La myasthénie est une maladie neuro musculaire provoquant une faiblesse musculaire.
La pyridostigmine est un médicament. Les études réalisées sur la pyridostigmine montrent que:
- chez les rats sains, après 200 stimulations, la réponse électrique du muscle présente une baisse d’amplitude (5%) normale due au ralentissement du recyclage de l’acétylcholine dans la fente synaptique de la synapse neuro-musculaire.
- chez les rats myasthéniques la baisse d’amplitude est très forte (18%) et très supérieure à celle des rats sains
- chez les rats myasthéniques traités à la pyridostigmine, la baisse d’amplitude est égale à celle des rats sains
La pyridostigmine permet donc de restaurer une activité musculaire normale chez les myasthéniques, et constitue donc un traitement prometteur.
Comment expliquer le mode d’action de la pyridostigmine ?
L’origine de la myasthénie.
La fluorescence observée dans l’étude ex vivo caractérise la présence d’anticorps anti récepteur à l’acétylcholine.
On observe une fluorescence uniquement lorsque les cellules embryonnaires possèdent des récepteurs à l’acétylcholine et sont en présence de sérum d’individu myasthénique.
On en déduit que le sérum des individus myasthéniques contient des anticorps dirigés contre les récepteurs à l’acétylcholine. La myasthénie est donc une maladie auto-immune: les myasthéniques produisent dans leur sérum des anticorps dirigés contre leurs propres récepteurs à l’acétylcholine.
Chez les individus sains, la contraction musculaire est contrôlée nerveusement: au niveau des plaques motrices ou synapses neuro-musculaires, l’arrivée d’un train de PA dans le bouton synaptique du neurone moteur (neurone pré synaptique) induit la libération d’acétylcholine dans la fente synaptique. L’interaction entre l’acétylcholine et les récepteurs post synaptiques de la membrane des cellules musculaires de la plaque motrice induit leur dépolarisation à l’origine d’un PA musculaire provoquant la contraction musculaire.
Chez les myasthéniques, les récepteurs post synaptiques à l’acétylcholine étant impliqués dans des complexes immuns avec les anticorps auto réactifs anti récepteurs à l’acétylcholine, l’acétylcholine interagit difficilement avec ses récepteurs ce qui explique alors la baisse d’amplitude de contraction et la faiblesse musculaire des myasthéniques.

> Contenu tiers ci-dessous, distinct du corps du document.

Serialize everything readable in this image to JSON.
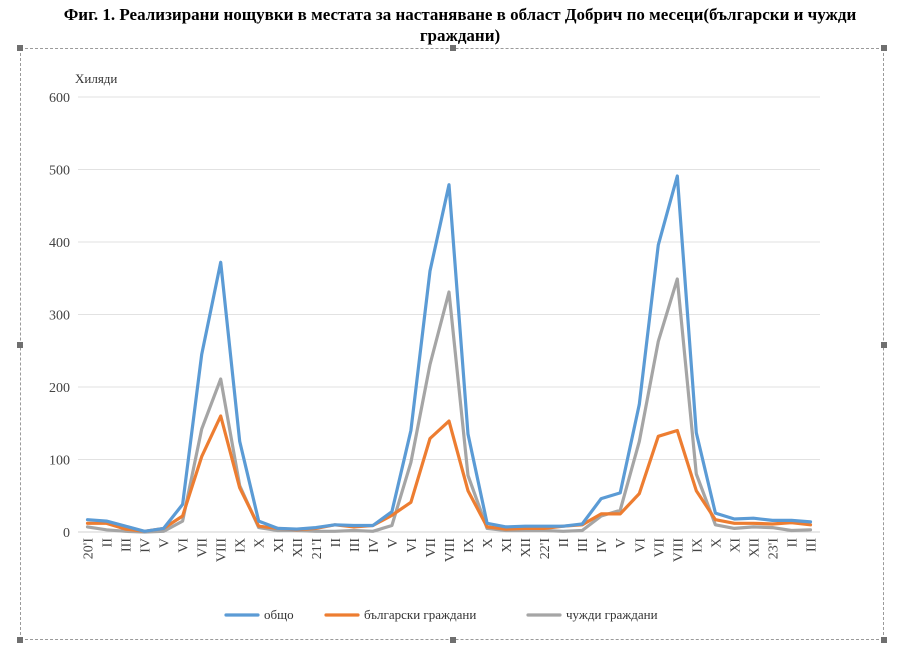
{
  "chart_data": {
    "type": "line",
    "title": "Фиг. 1. Реализирани нощувки в местата за настаняване в област Добрич по месеци(български и чужди граждани)",
    "ylabel": "Хиляди",
    "ylim": [
      0,
      600
    ],
    "yticks": [
      "0",
      "100",
      "200",
      "300",
      "400",
      "500",
      "600"
    ],
    "grid": true,
    "legend_position": "bottom",
    "categories": [
      "20'I",
      "II",
      "III",
      "IV",
      "V",
      "VI",
      "VII",
      "VIII",
      "IX",
      "X",
      "XI",
      "XII",
      "21'I",
      "II",
      "III",
      "IV",
      "V",
      "VI",
      "VII",
      "VIII",
      "IX",
      "X",
      "XI",
      "XII",
      "22'I",
      "II",
      "III",
      "IV",
      "V",
      "VI",
      "VII",
      "VIII",
      "IX",
      "X",
      "XI",
      "XII",
      "23'I",
      "II",
      "III"
    ],
    "series": [
      {
        "name": "общо",
        "color": "#5b9bd5",
        "values": [
          17,
          15,
          8,
          1,
          5,
          38,
          245,
          372,
          125,
          15,
          5,
          4,
          6,
          10,
          9,
          9,
          28,
          140,
          360,
          479,
          135,
          12,
          7,
          8,
          8,
          8,
          11,
          46,
          54,
          176,
          396,
          491,
          137,
          26,
          18,
          19,
          16,
          16,
          14
        ]
      },
      {
        "name": "български граждани",
        "color": "#ed7d31",
        "values": [
          12,
          12,
          4,
          1,
          5,
          22,
          104,
          160,
          61,
          8,
          5,
          3,
          5,
          10,
          7,
          9,
          23,
          41,
          129,
          153,
          57,
          7,
          4,
          5,
          5,
          8,
          10,
          25,
          25,
          53,
          132,
          140,
          57,
          17,
          12,
          12,
          11,
          13,
          10
        ]
      },
      {
        "name": "чужди граждани",
        "color": "#a5a5a5",
        "values": [
          7,
          3,
          1,
          0,
          1,
          15,
          142,
          211,
          64,
          6,
          2,
          2,
          1,
          1,
          2,
          1,
          9,
          96,
          231,
          331,
          78,
          5,
          2,
          2,
          2,
          1,
          2,
          22,
          30,
          125,
          263,
          349,
          80,
          10,
          5,
          7,
          6,
          2,
          3
        ]
      }
    ]
  }
}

Le mode d’action de la pyridostigmine.
Dans la fente synaptique de la synapse neuro-musculaire, l’enzyme acétylcholinéstérase catalyse l’hydrolyse de l’acétylcholine en acide acétique + choline.
En l’absence de nouvelle stimulation pré synaptique, l’action de l’acétylcholinéstérase met fin à la contraction. Si au contraire la stimulation pré synaptique pérdure alors l’action de l’acétylcholinéstérase permet le recyclage de l’acétylcholine nécessaire à la poursuite de la contraction musculaire.
Les études réalisées sur l’activité de l’acétylcholinéstérase montrent que la pyridostigmine inhibe (diminue) l’activité de l’acétylcholinéstérase.
En présence de pyridostigmine, l’acétylcholine est donc moins recyclée, elle reste présente plus longtemps et s’accumule (excès d’acétylcholine par rapport aux anticorps auto-réactifs) dans la fente synaptique de la synapse neuro-musculaire ce qui favorise son interaction avec ses récepteurs post-synaptiques.
La pyridostigmine permet ainsi de restaurer une amplitude de la réponse électrique du muscle normale et donc une activité musculaire normale chez les myasthéniques.